L'ingegneressa

Ritardo a lezione


Comunque, si sa, tutto si supera, e così avevo ricominciato a sentirmi bene, in pace con me stessa e con gli altri. I mesi passarono, e di nuovo era primavera. Come ogni mattina, anche quel giorno avevo preso il solito treno (non abitavo più a Padova, ero tornata a fare la pendolare) e avevo fatto la strada velocemente per non arrivare tardi a lezione. Erano già le 8.27 quando passai sotto il primo portico della facoltà, avevo solo tre minuti per attraversare il chiostro, passare sotto il secondo portico, attraversare il cortile e fare tre piani di scale per arrivare in aula. Era tardissimo..Fu a quel punto che lo vidi. Era seduto sui gradini che dalla porta del dipartimento di Costruzioni danno sul cortile, stava parlando con un’amica. Mi vide subito, e sentii il suo sguardo che mi seguiva fin quando entrai in dipartimento. Nulla di più.La stessa scena si ripeté ancora, per molte mattine. Io arrivavo di corsa, uno sguardo, e tutto finiva lì.Ogni volta che lo vedevo a lui si accompagnava un’emozione, ma non sapevo distinguere tra curiosità e desiderio di un sogno.Finché una mattina accadde qualcosa di inaspettato. Ero appena entrata dalla porta del dipartimento e stavo facendo le scale.
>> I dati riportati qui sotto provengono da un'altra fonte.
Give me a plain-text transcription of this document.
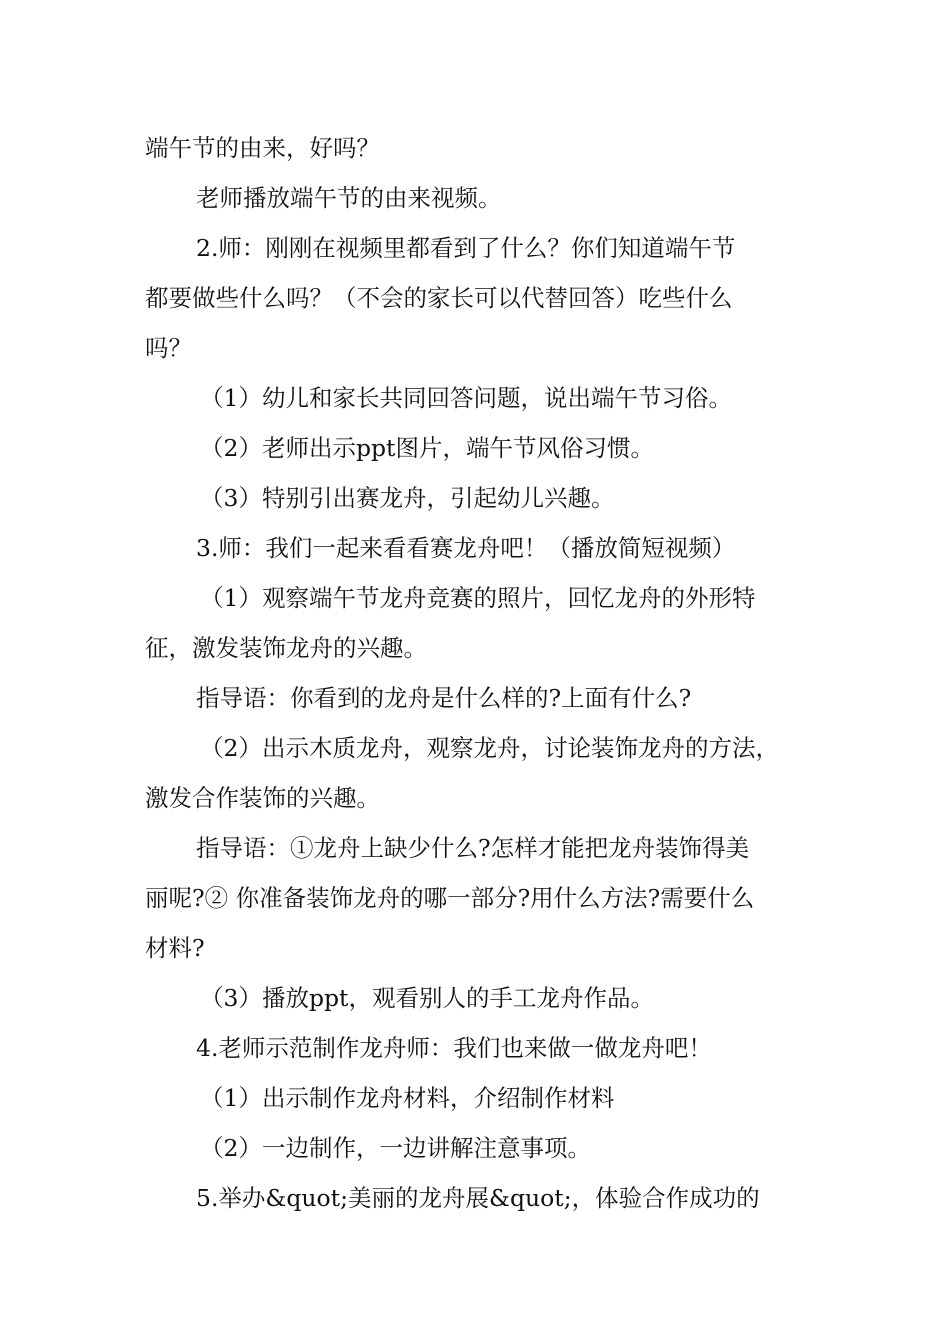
端午节的由来，好吗？
老师播放端午节的由来视频。
2.师：刚刚在视频里都看到了什么？你们知道端午节
都要做些什么吗？（不会的家长可以代替回答）吃些什么
吗？
（1）幼儿和家长共同回答问题，说出端午节习俗。
（2）老师出示ppt图片，端午节风俗习惯。
（3）特别引出赛龙舟，引起幼儿兴趣。
3.师：我们一起来看看赛龙舟吧！（播放简短视频）
（1）观察端午节龙舟竞赛的照片，回忆龙舟的外形特
征，激发装饰龙舟的兴趣。
指导语：你看到的龙舟是什么样的?上面有什么?
（2）出示木质龙舟，观察龙舟，讨论装饰龙舟的方法，
激发合作装饰的兴趣。
指导语：①龙舟上缺少什么?怎样才能把龙舟装饰得美
丽呢?② 你准备装饰龙舟的哪一部分?用什么方法?需要什么
材料?
（3）播放ppt，观看别人的手工龙舟作品。
4.老师示范制作龙舟师：我们也来做一做龙舟吧！
（1）出示制作龙舟材料，介绍制作材料
（2）一边制作，一边讲解注意事项。
5.举办&quot;美丽的龙舟展&quot;，体验合作成功的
Erano già le otto e mezza passate, come al solito ero in ritardo. Le lezioni erano già cominciate, infatti nell’atrio e per le scale non avevo incrociato nessuno studente. Si sentiva solo il rumore dei miei passi che rimbombava nell’ambiente, le mani che si appoggiavano sul corrimano in ferro battuto. Poi sentii il rumore di una porta che sbatteva; evidentemente, pensai, c’era anche qualcun altro che andava di fretta, lo sentivo correre verso le scale. Istintivamente mi fermai per un attimo e guardai giù, ero curiosa di sapere chi fosse. Ed era lui, affannato dalla corsa, che stava guardando verso l’alto, verso di me. Mi aveva seguita per vedere dove andavo.